R Schumann String Quartets Nos 1-3 Emerson String Quartet Pentatone PTC 5186 869 76:46 mins
It seems that at last people are really starting to get Schumann’s chamber music. The Piano Quintet has always been popular, but the three string quartets he wrote the same year are marvels too. It’s just that they’re subtler, less extrovert, at times more enigmatic. Here’s playing that penetrates this music to a degree that surprised even a fully paid-up fan like me. The Emerson are such a fine ensemble, but they’re also four strongly individual personalities. The element of dialogue in Schumann’s quartet-writing is forefronted beautifully. At times it’s tender and intimate, like a conversation by the fireside in Schumann’s Leipzig home; at others it’s more troubled and inward – as though this time the voices are contending within Schumann’s own head.

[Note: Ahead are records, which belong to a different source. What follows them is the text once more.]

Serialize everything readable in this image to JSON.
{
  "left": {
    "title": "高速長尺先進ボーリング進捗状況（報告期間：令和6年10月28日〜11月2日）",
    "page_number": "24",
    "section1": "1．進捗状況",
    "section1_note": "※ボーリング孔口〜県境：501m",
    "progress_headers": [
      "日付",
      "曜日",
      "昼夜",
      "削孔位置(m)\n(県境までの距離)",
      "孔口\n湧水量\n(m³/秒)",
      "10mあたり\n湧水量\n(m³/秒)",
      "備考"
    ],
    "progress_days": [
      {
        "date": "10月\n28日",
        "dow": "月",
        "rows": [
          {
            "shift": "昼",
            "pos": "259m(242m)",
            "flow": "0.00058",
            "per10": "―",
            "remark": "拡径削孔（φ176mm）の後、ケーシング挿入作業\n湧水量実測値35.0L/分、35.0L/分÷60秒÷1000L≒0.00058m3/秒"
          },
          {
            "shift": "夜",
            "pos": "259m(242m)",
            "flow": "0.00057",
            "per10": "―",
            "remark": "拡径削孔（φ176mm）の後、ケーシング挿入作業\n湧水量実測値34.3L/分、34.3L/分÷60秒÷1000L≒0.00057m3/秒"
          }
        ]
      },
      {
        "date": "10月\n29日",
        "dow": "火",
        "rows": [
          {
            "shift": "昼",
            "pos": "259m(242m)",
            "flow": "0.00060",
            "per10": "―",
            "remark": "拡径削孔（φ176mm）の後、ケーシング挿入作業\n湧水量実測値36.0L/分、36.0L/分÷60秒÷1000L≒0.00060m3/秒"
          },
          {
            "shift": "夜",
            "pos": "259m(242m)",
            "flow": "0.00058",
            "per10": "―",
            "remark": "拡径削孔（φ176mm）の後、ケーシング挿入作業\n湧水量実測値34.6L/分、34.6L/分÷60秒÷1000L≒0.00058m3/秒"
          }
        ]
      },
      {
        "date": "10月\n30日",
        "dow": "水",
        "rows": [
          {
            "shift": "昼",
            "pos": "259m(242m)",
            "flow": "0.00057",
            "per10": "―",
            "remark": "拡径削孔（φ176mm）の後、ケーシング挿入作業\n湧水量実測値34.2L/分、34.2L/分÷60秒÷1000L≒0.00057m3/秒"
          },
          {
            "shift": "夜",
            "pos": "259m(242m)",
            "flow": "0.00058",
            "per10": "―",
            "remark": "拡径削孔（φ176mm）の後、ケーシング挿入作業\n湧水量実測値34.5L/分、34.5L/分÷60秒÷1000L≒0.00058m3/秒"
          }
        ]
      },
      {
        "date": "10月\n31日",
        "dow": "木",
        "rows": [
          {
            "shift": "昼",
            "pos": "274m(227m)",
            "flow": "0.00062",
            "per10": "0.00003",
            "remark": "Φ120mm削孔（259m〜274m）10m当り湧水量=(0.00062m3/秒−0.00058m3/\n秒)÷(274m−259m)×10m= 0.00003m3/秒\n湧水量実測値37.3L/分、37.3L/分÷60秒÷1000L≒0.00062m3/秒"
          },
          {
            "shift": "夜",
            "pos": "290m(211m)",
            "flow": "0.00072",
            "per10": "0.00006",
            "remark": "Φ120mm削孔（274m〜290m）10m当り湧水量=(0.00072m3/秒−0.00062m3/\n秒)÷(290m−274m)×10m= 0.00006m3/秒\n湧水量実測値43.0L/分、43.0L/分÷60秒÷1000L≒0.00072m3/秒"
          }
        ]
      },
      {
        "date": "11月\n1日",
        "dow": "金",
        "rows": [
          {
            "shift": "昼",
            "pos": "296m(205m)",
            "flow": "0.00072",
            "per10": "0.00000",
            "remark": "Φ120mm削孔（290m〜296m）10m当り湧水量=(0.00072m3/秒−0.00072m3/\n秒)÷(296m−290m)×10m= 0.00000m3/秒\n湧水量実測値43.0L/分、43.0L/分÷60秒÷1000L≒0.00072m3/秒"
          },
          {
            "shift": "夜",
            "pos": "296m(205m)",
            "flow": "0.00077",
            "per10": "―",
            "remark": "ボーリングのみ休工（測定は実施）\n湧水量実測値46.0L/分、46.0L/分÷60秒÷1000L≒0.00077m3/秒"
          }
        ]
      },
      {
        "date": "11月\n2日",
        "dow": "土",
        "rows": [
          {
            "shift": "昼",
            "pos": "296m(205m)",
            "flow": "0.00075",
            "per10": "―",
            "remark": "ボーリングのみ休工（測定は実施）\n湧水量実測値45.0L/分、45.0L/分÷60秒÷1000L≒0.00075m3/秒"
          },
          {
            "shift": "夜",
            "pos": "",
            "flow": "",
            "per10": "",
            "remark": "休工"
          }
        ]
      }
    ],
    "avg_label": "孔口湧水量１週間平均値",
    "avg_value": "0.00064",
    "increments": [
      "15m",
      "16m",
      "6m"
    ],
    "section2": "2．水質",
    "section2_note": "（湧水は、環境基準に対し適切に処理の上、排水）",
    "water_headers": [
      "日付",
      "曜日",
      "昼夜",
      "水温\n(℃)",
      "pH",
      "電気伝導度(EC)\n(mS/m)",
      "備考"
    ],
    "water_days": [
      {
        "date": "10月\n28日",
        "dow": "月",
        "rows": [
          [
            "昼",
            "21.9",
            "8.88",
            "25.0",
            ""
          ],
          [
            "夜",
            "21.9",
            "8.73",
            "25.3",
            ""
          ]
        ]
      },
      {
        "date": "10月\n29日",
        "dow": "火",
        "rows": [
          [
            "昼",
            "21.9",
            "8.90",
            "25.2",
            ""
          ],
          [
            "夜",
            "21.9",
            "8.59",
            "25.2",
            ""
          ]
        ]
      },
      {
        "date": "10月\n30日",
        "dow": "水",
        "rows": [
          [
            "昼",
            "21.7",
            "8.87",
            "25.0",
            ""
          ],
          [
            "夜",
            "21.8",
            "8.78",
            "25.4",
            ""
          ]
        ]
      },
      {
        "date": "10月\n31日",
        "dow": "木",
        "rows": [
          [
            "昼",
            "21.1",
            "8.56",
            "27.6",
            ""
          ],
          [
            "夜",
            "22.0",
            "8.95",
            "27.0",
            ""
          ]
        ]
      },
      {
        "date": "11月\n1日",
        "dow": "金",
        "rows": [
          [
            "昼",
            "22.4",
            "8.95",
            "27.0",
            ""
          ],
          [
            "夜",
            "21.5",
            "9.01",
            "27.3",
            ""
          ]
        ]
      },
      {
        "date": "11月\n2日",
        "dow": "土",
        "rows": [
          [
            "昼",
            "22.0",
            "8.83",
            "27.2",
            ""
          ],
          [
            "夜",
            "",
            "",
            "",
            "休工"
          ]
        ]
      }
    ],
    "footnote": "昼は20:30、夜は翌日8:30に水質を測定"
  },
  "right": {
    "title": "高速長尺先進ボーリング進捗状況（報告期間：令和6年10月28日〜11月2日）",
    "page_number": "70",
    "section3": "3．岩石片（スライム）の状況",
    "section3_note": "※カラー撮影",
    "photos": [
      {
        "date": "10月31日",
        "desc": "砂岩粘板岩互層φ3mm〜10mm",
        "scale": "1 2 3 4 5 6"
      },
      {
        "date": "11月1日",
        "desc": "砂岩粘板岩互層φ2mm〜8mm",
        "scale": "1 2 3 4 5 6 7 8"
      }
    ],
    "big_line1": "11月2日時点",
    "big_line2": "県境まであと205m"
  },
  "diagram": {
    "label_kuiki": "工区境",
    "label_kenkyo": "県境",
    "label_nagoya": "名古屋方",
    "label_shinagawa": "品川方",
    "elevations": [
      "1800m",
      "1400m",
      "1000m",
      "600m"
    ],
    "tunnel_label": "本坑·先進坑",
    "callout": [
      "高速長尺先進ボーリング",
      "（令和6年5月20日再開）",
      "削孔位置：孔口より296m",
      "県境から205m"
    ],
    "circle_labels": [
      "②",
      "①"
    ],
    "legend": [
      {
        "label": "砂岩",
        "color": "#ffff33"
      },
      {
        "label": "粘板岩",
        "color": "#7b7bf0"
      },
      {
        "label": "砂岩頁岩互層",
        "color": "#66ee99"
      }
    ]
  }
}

A potential problem with this music is the amount of rhythmic repetition, especially of oddly off-beat figures, but the Emersons have such a natural, vital feel for this that it leaves one wondering why people ever had a problem with it. As for structure, the lines are persuasively shaped, and structurally all the quirks and lateral side-steps make perfect sense.
This is also, hand on heart, the first time that I’ve really grasped these three works as a cycle. Listen to them in one sitting if you can: it’s wonderfully illuminating and moving. Far more than his protégé Brahms, and in a very different way from Beethoven, Schumann had a truly Classical, Haydnesque feel for what made the string quartet genre unique.
The recordings serve the performances admirably. Recommended to believers and agnostics alike.